Zur Rolle von Kirche und Diakonie in Württemberg bei aktiver Sterbehilfe
Lange war das geschäftsmäßige Angebot zur aktiven Sterbehilfe laut Strafgesetzbuch verboten, bis das Bundesverfassungsgericht im Februar 2020 den Paragraphen 217 als nicht verfassungskonform beurteilt hat. Dieses Urteil hat tiefgreifende Fragen zum Umgang mit dem Lebensende aufgeworfen, die längst nicht beantwortet sind. Wie verhält sich das im Urteil formulierte Freiheitsrecht des Einzelnen zur christlichen Sicht von Menschenwürde und Lebensschutz? Wie soll in Pflegeheimen und Krankenhäusern künftig konkret mit geäußerten Sterbewünschen von Patientinnen und Patienten umgegangen werden?

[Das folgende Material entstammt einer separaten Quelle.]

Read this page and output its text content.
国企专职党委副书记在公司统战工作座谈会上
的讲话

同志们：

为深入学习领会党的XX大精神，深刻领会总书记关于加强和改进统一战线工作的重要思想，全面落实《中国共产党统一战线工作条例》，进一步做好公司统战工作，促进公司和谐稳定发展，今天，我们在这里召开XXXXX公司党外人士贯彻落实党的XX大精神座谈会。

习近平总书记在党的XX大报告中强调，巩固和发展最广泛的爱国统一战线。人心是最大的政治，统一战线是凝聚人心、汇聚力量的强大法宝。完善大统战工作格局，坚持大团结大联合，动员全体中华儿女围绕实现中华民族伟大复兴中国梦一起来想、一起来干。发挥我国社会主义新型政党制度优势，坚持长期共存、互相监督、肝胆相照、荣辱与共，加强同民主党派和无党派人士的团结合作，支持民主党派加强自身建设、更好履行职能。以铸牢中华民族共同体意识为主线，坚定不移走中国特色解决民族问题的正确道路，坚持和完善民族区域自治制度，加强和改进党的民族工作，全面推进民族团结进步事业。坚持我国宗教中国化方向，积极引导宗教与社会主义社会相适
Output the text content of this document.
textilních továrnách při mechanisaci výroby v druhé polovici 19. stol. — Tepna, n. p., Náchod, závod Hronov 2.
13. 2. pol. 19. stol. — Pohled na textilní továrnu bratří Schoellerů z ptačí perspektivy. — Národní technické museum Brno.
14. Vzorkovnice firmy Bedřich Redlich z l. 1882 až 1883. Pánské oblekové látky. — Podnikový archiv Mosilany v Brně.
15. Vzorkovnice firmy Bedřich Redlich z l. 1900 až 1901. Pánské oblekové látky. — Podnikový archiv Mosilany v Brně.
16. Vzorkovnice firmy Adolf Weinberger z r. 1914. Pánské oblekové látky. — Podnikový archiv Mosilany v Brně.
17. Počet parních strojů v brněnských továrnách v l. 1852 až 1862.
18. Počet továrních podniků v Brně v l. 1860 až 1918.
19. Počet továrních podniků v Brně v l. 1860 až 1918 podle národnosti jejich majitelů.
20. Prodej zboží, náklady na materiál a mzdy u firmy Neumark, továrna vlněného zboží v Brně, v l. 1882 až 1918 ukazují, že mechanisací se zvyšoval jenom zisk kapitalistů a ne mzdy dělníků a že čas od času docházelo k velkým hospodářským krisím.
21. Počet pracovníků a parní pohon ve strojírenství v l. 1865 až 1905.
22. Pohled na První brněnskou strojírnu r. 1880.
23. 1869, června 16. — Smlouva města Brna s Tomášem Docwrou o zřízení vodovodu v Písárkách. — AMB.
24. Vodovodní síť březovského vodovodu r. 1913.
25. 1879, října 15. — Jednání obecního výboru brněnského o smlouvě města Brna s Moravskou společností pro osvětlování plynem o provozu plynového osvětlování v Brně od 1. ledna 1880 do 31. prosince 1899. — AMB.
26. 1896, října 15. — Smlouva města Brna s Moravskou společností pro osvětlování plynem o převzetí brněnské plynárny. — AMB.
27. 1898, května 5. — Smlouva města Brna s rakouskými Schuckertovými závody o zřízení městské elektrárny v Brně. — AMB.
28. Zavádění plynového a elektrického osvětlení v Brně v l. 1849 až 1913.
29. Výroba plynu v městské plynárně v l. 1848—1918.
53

„Die Autonomie ist ein hohes Gut, sollte aber nicht absolut gesetzt werden. Zur Unantastbarkeit der Menschenwürde gehört auch der Schutz des Lebens, gefragt ist nicht die Hilfe zum Sterben, sondern der Beistand beim Sterben“, so Oberkirchenrat Prof. Dr. Ulrich Heckel vom Dezernat 1 Theologie und weltweite Kirche im Rahmen des Expertengespräches am vergangenen Wochenende.
Die Vertreterinnen und Vertreter von Landeskirche, Diakonie und Akademie Bad Boll haben sich in einem gemeinsamen Diskurs am vergangenen Wochenende intensiv mit dem Thema assistierte Selbsttötung und den möglichen Folgen befasst. Anders als in den letzten Jahren der Diskussion um Sterbehilfe geht es nicht mehr darum, zu diskutieren, ob der Staat Suizidhilfe zulassen oder verbieten sollte – das hat das Bundesverfassungsgericht im Februar eindeutig entschieden. Jetzt geht es um das WIE. Wie kirchliche Institutionen betroffene Menschen zukünftig begleiten wollen. Und darum, wo und wie Kirche, Diakonie und Akademie beteiligt sein werden.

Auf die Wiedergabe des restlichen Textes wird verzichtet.